Su pregunta era abrupta y no tenía relación con la conversación. Se refería a una ocasión en la que no pude arrancar mi coche hasta que él me dijo que ya podía. Dije que nadie olvidaría un evento así.

– Eso no fue nada -dijo don Juan en tono sereno-. Nada en absoluto. ¿Verdad, Genaro?

– Verdad -dijo don Genaro, indiferente.

– ¿Cómo va usted a decir eso? -dije en tono de protesta-. Lo que usted hizo aquel día fue algo que verdaderamente yo nunca podré comprender.

– Eso no es decir gran cosa -repuso don Genaro.

Ambos rieron de buena gana y luego don Juan me palmeó la espalda.

– Genaro puede hacer algo mucho mejor que trabar tu coche -prosiguió-. ¿Verdad, Genaro?

– Verdad -respondió don Genaro, frunciendo los labios como un niño.

– ¿Qué puede hacer? -pregunté, tratando de parecer despreocupado.

– ¡Genaro puede llevarse tu carro entero! -exclamó don Juan con voz retumbante; luego añadió con el mismo tono-: ¿Verdad, Genaro?

– ¡Verdad! -contestó don Genaro en el tono de voz humana más fuerte que jamás había yo escuchado.

Salté involuntariamente. Tres o cuatro espasmos nerviosos convulsionaron mi cuerpo.

– ¿Qué es lo que quiso usted decir con lo de que se puede llevar mi carro?

– ¿Qué quise decir, Genaro? -preguntó don Juan.

– Quisiste decir que puedo subirme en su carro, encender el motor y luego irme manejando -replicó don Genaro con seriedad nada convincente.

– Llévate el carro, Genaro -lo instó don Juan en tono de broma.

– ¡Hecho! -dijo don Genaro, frunciendo el entrecejo y mirándome de lado.

Noté que, cuando ponía ceño, sus cejas ondulaban, haciendo su mirada maliciosa y penetrante.

– ¡Muy bien! -dijo don Juan calmadamente-. Vamos a examinar el carro.

– ¡Sí! -repitió don Genaro-. Vamos a examinarlo.

Se levantaron, muy despacio. Por un instante no supe qué hacer, pero don Juan me indicó imitarlos.

Empezamos a subir el cerrito frente a la casa de don Juan. Ambos me flanqueaban, don Juan a mi derecha y don Genaro a la izquierda. Iban unos dos metros delante de mí, siempre dentro de mi campo central de visión.

– Examinemos el carro -dijo de nuevo don Genaro.

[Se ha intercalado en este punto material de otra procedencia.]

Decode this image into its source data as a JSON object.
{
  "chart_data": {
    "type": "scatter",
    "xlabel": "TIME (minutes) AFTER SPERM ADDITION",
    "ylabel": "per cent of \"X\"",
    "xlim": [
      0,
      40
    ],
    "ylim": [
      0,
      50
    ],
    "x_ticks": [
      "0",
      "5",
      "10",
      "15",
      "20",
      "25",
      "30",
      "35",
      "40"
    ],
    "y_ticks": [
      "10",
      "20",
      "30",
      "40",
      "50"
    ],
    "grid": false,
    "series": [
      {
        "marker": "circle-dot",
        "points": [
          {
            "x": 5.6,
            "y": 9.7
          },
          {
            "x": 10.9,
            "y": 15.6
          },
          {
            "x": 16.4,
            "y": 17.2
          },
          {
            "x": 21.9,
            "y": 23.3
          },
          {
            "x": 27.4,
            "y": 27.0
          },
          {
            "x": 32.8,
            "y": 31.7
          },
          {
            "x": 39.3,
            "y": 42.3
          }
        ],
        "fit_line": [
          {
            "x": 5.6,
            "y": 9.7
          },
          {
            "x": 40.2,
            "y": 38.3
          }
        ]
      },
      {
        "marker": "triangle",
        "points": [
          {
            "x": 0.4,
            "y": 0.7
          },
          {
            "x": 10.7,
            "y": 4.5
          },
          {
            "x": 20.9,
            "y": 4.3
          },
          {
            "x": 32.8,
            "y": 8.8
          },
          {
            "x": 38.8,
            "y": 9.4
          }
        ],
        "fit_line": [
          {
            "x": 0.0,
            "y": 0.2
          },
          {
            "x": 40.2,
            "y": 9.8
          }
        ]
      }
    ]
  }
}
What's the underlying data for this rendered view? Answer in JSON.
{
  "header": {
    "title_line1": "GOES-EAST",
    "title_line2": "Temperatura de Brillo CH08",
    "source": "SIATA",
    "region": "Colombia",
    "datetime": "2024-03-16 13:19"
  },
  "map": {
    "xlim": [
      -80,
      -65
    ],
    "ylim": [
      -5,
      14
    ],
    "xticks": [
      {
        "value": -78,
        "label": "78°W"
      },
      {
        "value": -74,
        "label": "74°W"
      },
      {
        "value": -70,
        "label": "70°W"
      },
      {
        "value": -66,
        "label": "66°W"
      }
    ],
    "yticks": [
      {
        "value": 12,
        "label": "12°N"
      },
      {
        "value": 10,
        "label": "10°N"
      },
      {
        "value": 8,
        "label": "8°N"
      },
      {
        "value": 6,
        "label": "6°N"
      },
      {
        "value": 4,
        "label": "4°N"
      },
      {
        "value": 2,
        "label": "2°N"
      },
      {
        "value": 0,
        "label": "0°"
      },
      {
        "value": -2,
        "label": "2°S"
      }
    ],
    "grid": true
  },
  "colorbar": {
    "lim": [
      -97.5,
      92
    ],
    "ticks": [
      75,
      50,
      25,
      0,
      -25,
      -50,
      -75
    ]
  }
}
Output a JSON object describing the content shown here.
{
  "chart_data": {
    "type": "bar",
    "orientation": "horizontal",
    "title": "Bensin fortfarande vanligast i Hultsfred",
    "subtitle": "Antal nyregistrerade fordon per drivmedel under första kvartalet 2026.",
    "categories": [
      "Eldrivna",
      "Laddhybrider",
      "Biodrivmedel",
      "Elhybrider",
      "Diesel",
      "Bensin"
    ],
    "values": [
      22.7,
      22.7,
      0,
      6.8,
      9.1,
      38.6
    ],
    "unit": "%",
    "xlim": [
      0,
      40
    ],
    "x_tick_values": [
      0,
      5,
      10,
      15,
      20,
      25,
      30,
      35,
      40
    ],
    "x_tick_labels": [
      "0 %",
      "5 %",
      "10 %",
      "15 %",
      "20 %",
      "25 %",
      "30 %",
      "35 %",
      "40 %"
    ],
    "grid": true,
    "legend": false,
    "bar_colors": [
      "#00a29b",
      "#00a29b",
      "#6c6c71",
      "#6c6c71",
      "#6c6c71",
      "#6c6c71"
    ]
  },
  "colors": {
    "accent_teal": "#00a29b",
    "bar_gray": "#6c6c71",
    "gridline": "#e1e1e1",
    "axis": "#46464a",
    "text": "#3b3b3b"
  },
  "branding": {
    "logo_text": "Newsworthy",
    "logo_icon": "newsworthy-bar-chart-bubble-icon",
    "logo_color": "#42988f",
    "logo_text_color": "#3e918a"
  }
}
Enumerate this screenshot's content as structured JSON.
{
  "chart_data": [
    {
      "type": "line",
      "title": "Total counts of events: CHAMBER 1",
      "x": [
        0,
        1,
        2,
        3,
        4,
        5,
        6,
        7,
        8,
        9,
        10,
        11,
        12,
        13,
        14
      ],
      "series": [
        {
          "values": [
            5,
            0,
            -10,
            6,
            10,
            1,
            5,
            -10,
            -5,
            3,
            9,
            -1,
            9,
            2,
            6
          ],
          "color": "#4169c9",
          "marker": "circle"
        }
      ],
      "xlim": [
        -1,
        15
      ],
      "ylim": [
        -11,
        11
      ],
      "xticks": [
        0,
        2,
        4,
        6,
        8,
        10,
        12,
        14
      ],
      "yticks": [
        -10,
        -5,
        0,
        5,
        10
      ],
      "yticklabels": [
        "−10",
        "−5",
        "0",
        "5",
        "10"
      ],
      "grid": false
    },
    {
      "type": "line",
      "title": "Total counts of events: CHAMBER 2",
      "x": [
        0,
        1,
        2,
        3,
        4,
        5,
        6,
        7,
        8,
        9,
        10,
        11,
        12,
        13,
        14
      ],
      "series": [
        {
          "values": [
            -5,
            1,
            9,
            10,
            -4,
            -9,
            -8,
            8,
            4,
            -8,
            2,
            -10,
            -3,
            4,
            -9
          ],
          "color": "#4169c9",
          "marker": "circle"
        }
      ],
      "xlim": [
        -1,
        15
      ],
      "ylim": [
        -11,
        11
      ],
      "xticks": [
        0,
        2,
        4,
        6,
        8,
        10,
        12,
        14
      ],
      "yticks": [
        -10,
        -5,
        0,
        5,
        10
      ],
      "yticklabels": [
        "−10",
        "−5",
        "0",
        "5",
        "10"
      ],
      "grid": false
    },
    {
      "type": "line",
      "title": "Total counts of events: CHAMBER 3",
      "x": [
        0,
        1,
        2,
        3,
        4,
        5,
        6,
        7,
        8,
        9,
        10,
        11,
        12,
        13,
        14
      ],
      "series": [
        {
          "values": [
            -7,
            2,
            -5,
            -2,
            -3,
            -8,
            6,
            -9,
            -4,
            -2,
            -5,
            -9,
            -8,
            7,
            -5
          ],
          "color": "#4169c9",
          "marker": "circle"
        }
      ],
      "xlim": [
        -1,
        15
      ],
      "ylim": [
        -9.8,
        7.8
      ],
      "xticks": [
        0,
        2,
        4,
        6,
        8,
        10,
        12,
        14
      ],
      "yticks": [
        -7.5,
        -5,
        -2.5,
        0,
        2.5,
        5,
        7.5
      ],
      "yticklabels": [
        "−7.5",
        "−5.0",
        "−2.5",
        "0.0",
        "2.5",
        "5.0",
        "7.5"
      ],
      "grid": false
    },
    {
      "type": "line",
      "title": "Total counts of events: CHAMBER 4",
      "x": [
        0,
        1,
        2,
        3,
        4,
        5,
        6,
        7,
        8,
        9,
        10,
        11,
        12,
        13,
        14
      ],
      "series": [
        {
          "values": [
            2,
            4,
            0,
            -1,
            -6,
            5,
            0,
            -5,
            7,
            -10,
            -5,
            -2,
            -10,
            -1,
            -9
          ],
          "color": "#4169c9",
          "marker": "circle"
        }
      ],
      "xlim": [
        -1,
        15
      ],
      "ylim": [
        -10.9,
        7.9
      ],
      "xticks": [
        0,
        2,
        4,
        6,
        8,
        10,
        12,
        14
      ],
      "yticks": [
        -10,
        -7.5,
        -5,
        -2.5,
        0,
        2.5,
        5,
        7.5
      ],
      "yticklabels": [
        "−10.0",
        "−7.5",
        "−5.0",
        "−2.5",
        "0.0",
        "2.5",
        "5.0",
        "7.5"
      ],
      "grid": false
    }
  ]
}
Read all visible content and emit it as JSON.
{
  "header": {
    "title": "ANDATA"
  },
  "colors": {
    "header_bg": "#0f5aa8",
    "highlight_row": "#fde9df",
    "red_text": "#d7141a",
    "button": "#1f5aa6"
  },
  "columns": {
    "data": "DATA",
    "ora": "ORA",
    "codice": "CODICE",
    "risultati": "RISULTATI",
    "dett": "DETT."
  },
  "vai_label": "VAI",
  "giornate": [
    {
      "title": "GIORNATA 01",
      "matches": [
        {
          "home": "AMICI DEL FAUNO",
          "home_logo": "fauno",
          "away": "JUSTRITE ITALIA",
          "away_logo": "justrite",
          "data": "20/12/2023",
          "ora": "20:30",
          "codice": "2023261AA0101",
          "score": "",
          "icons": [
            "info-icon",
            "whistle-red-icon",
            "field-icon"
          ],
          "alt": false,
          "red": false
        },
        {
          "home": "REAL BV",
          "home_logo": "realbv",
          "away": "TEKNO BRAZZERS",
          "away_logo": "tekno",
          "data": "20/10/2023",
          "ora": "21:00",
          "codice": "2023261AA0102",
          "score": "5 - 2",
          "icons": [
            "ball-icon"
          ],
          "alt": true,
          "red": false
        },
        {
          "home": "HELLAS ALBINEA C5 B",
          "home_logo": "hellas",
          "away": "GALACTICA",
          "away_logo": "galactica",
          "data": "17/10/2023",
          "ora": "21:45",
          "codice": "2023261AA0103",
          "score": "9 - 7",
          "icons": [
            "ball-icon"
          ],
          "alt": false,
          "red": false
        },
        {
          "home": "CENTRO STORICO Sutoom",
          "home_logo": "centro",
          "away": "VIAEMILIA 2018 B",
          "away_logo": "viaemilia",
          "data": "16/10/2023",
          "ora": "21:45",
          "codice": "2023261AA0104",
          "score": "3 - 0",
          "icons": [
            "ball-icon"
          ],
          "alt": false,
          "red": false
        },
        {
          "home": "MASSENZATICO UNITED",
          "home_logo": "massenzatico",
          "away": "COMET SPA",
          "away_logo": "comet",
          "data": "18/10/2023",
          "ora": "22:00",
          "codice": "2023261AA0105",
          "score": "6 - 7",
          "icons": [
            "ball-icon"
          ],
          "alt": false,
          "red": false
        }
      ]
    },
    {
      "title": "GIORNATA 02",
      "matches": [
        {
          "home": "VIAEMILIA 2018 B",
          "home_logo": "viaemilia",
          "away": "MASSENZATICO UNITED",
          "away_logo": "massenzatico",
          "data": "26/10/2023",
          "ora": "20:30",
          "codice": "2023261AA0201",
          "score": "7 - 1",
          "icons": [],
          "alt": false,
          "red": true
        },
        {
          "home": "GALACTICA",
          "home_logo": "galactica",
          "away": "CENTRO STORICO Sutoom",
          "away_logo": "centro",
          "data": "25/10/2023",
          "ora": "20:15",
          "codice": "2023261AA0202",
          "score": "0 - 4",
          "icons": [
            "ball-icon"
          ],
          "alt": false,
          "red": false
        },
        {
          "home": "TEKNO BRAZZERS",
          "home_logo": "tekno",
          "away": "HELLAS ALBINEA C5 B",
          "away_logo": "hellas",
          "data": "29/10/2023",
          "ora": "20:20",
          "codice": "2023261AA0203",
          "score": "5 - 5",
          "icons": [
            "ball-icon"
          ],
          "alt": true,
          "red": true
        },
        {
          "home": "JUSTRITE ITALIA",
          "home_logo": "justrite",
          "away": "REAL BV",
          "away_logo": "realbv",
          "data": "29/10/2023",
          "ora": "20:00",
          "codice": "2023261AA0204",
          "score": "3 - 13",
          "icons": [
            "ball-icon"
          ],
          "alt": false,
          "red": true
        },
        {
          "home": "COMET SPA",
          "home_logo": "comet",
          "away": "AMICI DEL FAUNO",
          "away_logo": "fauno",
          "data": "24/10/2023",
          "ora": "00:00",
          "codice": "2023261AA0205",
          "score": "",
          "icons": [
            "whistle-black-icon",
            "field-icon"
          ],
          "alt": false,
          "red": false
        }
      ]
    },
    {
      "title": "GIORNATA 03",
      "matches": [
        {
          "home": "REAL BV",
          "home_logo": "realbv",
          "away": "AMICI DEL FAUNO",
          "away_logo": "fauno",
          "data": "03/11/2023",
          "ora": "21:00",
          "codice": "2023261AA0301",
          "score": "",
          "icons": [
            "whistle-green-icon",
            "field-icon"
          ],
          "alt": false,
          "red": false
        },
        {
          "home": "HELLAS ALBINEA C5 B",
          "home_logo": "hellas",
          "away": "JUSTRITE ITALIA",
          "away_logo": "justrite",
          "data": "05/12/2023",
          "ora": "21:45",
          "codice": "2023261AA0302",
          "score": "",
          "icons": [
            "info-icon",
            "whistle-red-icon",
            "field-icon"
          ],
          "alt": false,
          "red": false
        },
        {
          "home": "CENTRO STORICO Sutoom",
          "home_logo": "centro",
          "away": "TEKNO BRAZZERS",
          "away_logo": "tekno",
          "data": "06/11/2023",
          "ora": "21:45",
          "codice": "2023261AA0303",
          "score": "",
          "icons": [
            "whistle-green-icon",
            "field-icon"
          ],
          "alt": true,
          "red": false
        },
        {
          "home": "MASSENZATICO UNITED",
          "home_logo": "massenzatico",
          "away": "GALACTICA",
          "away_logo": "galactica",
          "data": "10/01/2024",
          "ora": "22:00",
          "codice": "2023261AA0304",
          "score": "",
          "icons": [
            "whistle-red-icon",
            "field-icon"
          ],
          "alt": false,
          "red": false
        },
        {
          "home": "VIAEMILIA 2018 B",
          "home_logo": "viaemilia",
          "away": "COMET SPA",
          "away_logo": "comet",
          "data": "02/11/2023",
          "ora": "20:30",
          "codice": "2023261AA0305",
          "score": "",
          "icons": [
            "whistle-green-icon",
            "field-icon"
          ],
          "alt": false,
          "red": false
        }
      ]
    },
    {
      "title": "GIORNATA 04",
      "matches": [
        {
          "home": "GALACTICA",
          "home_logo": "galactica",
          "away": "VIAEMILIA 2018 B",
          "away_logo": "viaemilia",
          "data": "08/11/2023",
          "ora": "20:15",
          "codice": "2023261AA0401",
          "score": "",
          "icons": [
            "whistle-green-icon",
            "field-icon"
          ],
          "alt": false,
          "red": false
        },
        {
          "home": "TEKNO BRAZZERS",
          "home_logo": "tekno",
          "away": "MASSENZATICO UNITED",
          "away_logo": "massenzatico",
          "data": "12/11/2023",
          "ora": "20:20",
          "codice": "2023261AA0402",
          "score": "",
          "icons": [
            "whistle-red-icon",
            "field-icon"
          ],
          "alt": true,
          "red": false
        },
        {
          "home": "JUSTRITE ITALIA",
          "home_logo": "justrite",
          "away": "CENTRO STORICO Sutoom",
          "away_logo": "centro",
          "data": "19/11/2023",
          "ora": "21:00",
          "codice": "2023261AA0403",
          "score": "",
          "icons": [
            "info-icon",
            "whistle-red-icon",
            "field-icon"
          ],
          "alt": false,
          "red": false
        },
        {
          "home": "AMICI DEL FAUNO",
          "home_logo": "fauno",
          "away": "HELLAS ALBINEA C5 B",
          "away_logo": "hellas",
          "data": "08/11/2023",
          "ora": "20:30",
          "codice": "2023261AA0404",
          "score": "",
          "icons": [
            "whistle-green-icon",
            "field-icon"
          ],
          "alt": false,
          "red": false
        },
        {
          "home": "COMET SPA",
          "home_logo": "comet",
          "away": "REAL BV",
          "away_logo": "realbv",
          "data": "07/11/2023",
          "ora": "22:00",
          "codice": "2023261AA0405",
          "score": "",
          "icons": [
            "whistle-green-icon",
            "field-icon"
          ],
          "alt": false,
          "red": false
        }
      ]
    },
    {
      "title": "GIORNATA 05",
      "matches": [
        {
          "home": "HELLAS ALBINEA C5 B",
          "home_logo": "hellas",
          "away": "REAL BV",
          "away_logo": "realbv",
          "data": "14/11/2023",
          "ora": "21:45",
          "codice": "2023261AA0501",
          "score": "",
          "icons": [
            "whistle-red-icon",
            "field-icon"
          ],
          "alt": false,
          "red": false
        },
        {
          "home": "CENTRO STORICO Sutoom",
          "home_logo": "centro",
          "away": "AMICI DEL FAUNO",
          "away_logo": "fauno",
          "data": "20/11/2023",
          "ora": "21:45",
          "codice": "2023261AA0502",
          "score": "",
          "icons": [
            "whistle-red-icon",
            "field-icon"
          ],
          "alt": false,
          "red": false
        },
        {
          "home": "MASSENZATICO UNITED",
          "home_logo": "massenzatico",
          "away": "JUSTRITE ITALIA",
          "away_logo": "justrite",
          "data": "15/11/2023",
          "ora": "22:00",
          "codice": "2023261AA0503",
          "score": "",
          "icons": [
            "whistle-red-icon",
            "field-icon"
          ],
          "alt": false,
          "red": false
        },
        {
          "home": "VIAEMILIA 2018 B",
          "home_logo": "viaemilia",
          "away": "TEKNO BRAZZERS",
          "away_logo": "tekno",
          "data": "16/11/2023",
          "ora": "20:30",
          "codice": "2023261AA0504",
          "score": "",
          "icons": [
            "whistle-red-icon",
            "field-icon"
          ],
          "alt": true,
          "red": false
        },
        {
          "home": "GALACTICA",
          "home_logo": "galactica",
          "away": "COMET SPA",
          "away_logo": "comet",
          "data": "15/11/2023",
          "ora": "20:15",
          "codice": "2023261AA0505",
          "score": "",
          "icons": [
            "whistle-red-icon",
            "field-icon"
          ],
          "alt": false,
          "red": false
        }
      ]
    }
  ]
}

Don Juan movió las manos como si tejiera un hilo invisible; don Genaro hizo lo mismo y repitió: "Examinemos el carro." Caminaban con una especie de rebote. Sus pasos eran más largos que de costumbre, y sus manos se movían como si azotaran o batieran objetos invisibles frente a ellos. Yo nunca había visto a don Juan payasear en esa forma, y me sentid casi avergonzado de mirarlo.

Llegamos a la cima y dirigí la vista al espacio a pie del cerro -unos cincuenta metros de distancia-, donde había estacionado mi coche. El estómago se me contrajo con una sacudida. ¡El coche no estaba! Corrí cuestabajo. Mi coche no se veía por ninguna parte. Experimenté un momento de gran confusión. Me hallaba desorientado.

El coche había estado allí desde que llegué temprano en la mañana. Cosa de media hora antes, yo había venido a sacar un nuevo cuaderno de papel para escribir. Se me ocurrió entonces dejar abiertas las ventanillas a causa del calor excesivo, pero la abundancia de mosquitos y otros insectos voladores me hizo cambiar de idea, y dejé el coche cerrado como de costumbre.